While the Defender Hard Top does use the same aluminium intensive platform as the standard Defender, steel wheels are used instead of pricier alloys, and a metal panel replaces the rear most window, which allows commercial buyers to use the space to add their logos and contact information. Land Rover did not reveal any photos of the interior, but the company did reveal that the Hard Top comes with two front seats standard.

Buyers looking for more seats can opt for a center jump seat that raises occupancy to three passengers. The jump seat is also as far as you can go in terms of gaining passenger space, with the company requiring buyers to move up the trim hierarchy to achieve maximum people hauling capability.
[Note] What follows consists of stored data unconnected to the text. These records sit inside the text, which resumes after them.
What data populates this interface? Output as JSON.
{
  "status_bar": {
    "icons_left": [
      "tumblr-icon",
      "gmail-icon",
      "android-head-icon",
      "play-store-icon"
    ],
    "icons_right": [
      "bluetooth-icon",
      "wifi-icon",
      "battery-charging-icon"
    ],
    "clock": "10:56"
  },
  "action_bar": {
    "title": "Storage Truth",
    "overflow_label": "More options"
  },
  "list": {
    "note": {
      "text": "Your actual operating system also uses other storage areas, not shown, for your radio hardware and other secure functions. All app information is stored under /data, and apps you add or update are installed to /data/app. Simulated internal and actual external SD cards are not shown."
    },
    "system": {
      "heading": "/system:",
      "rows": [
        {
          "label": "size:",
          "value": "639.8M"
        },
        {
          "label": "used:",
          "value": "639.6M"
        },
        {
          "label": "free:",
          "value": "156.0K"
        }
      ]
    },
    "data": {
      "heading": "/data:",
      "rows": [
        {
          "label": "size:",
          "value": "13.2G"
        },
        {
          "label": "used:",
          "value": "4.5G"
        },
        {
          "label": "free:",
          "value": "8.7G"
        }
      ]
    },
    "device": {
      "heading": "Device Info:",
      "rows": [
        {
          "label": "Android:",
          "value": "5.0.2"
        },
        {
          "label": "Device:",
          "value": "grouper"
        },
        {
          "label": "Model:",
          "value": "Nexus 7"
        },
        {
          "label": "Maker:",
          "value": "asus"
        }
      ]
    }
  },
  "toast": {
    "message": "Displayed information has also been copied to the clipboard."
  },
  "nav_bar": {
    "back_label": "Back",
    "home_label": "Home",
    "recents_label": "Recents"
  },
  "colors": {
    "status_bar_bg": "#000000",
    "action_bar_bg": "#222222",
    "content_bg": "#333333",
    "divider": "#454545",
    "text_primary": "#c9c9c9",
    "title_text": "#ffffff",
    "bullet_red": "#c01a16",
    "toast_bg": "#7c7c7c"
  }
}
The Hard Top was instead built to haul cargo, and the removal of the back seats allowed engineers to create enough room for the model to easily swallow a standard sized shipping pallet.

But Land Rover could only go so far with the amount of technology that it could strip out of the Defender Hard Top, and it will still be one of the most technologically advanced commercial vehicles you can buy. For instance, it still comes with Apple CarPlay and Android Auto capabilities, as well as the ability to receive over the air updates. Along with the infotainment system, the Hard Top Defender also receives a whole suite of driving aides including the ClearSight rear camera mirror, Advanced Tow Assist, a 360 degree rear backup camera, as well as the Terrain Response 2 system. This is a big leg up over the original Defender which limited driver assistance to essential items such as the pedals, a handbrake lever, a steering wheel, the shifter for the manual transmission, and the steering wheel.

Land Rover did not release performance data for the Hard Top, but befitting its commercial aspirations, we suspect that instead of the electrified engines seen in consumer Defenders, these will most likely be equipped with turbodiesel engines to help with fuel economy and reliability. Both the 90 and 110 Hard Top will feature an independent steel springed suspension system, but the bigger 110 can be equipped with an optional adaptive air suspension. 


While it is unknown whether the Hard Top will be sold in the U.S. market, Land Rover did reveal pricing for the United Kingdom with base Hard Top 90 models starting at £35,500 including tax. This roughly translates to $44,000 in U.S. dollars, and is also about £5,000 ($6,000) less expensive than the least expensive non-commercial model sold in that country. While the global version will face stiff competition from the upcoming Ineos Grenadier, a potential U.S. version would have double the work to do in order to make itself relevant. In addition to having to establish a fan base, a U.S. spec Hard Top Defender would also have to try and steal sales away from segment stalwarts such as the Ford Transit Connect, Ram ProMaster City, as well as the aging but still widely used Chevrolet Express van.